I am fascinated how other cultures celebrate Christmas. I am curious as to how Christmas even become a holiday for other countries especially if it wasn’t traditionally in their culture to begin with. I am a huge fan of Christmas lights and would love to visit Bogota just to see the decorations. I think it is very generous of Bogota to lower their hotels’ rates! This shows that it is not always about the profits that are important to them when it comes to celebrating a holiday, but the entertainment and joy they can bring to the people!
Christmas is one of my favorite times of the year and I have always found it fascinating to hear how other cultures celebrate the holiday. I was lucky enough to celebrate an “American” style Christmas and a traditional “Danish” Christmas. The main difference that I have noticed between the two, is that the Danish Christmas was more about family and beliefs, whereas my experience with an American Christmas was more about the commercialism of the holiday. It is amazing to me how into Christmas the Danish are and all of the events they have correlated with the holiday. I have only experienced a Danish Christmas within my mother’s home but I would love to one day experience it in Denmark.

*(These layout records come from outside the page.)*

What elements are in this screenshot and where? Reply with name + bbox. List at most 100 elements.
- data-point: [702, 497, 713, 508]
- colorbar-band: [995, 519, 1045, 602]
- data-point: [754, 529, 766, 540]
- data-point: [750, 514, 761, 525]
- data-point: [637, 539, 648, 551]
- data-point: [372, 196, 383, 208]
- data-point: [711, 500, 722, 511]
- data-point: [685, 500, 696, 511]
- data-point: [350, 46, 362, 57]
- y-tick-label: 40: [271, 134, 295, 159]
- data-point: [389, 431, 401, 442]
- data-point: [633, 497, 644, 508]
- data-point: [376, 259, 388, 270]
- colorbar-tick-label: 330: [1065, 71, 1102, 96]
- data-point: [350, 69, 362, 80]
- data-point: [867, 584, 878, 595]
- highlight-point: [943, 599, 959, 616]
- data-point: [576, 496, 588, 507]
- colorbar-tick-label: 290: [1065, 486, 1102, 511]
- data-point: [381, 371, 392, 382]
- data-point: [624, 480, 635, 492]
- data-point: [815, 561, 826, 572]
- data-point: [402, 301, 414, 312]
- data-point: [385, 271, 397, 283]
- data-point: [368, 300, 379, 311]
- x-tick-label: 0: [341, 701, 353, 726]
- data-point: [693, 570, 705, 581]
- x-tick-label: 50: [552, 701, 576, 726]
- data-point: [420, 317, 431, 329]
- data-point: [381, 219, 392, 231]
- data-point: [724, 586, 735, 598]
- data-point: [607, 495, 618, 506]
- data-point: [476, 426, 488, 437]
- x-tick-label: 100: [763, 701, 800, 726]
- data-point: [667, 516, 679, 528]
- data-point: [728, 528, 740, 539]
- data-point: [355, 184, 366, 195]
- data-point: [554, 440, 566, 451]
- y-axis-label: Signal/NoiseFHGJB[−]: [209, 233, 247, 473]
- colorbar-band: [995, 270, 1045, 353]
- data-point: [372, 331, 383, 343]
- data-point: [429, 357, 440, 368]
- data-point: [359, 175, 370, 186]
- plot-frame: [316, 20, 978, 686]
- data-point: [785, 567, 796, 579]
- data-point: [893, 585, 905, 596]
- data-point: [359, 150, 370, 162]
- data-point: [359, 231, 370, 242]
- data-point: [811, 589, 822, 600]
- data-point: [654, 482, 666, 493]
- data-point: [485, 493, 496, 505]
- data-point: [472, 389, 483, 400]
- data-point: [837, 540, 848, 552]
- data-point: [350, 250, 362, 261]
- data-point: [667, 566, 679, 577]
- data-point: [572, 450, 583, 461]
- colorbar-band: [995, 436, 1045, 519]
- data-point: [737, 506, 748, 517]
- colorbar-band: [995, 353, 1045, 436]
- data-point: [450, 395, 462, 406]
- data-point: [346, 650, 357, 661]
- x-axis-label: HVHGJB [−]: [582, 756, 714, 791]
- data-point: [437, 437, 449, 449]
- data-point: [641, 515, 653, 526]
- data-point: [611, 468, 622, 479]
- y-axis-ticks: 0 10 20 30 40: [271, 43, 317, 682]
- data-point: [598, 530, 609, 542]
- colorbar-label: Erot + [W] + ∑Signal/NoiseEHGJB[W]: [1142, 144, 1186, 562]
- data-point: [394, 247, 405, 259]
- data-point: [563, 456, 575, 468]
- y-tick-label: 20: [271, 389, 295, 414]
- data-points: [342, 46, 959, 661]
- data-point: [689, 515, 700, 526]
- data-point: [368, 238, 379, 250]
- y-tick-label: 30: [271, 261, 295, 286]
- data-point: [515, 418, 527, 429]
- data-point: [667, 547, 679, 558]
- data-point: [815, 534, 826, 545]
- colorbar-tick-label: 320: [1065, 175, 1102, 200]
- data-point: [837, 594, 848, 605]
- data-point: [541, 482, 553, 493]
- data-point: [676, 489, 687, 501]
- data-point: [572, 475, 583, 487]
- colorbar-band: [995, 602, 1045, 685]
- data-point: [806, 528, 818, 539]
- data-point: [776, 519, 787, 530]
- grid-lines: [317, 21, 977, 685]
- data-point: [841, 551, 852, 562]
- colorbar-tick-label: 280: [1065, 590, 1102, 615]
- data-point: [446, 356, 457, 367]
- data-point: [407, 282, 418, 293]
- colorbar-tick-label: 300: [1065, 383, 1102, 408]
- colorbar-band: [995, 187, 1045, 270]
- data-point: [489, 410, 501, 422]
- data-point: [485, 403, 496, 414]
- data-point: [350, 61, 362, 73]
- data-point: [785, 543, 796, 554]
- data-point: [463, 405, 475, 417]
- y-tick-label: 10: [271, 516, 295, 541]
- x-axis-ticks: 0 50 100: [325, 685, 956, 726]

Christmas in Bogota sounds very exciting. I like how they focus more on the family, traditions, and customs rather then a heavy commercialized holiday like we tend to do with gifts and big meals. I have only spent Christmas outside of the U.S one time and it was for a family vacation in Mexico. It was interesting to see all of the partying and cheering that they did. In a sense, it seemed like more of a hyped up american holiday party to me. Regardless, I had a lot of fun and would be willing to try it and other nations holiday traditions if given another chance.
Interesting to learn about how Christmas is celebrated in another country. Sounds like the nativity scene and other religious-based traditions are popular. Did you get a sense that secular or American traditions were gaining popularity? If so, how did they differ from the U.S.?
Do you have a sense as to how important Christmas is in Colombia compared to other holidays? In America, Christmas is the largest holiday by consumer spending, though I would guess Christmas in the States is way more commercialized than in Colombia. Are there other holidays celebrated in Colombia that rival or pass Christmas?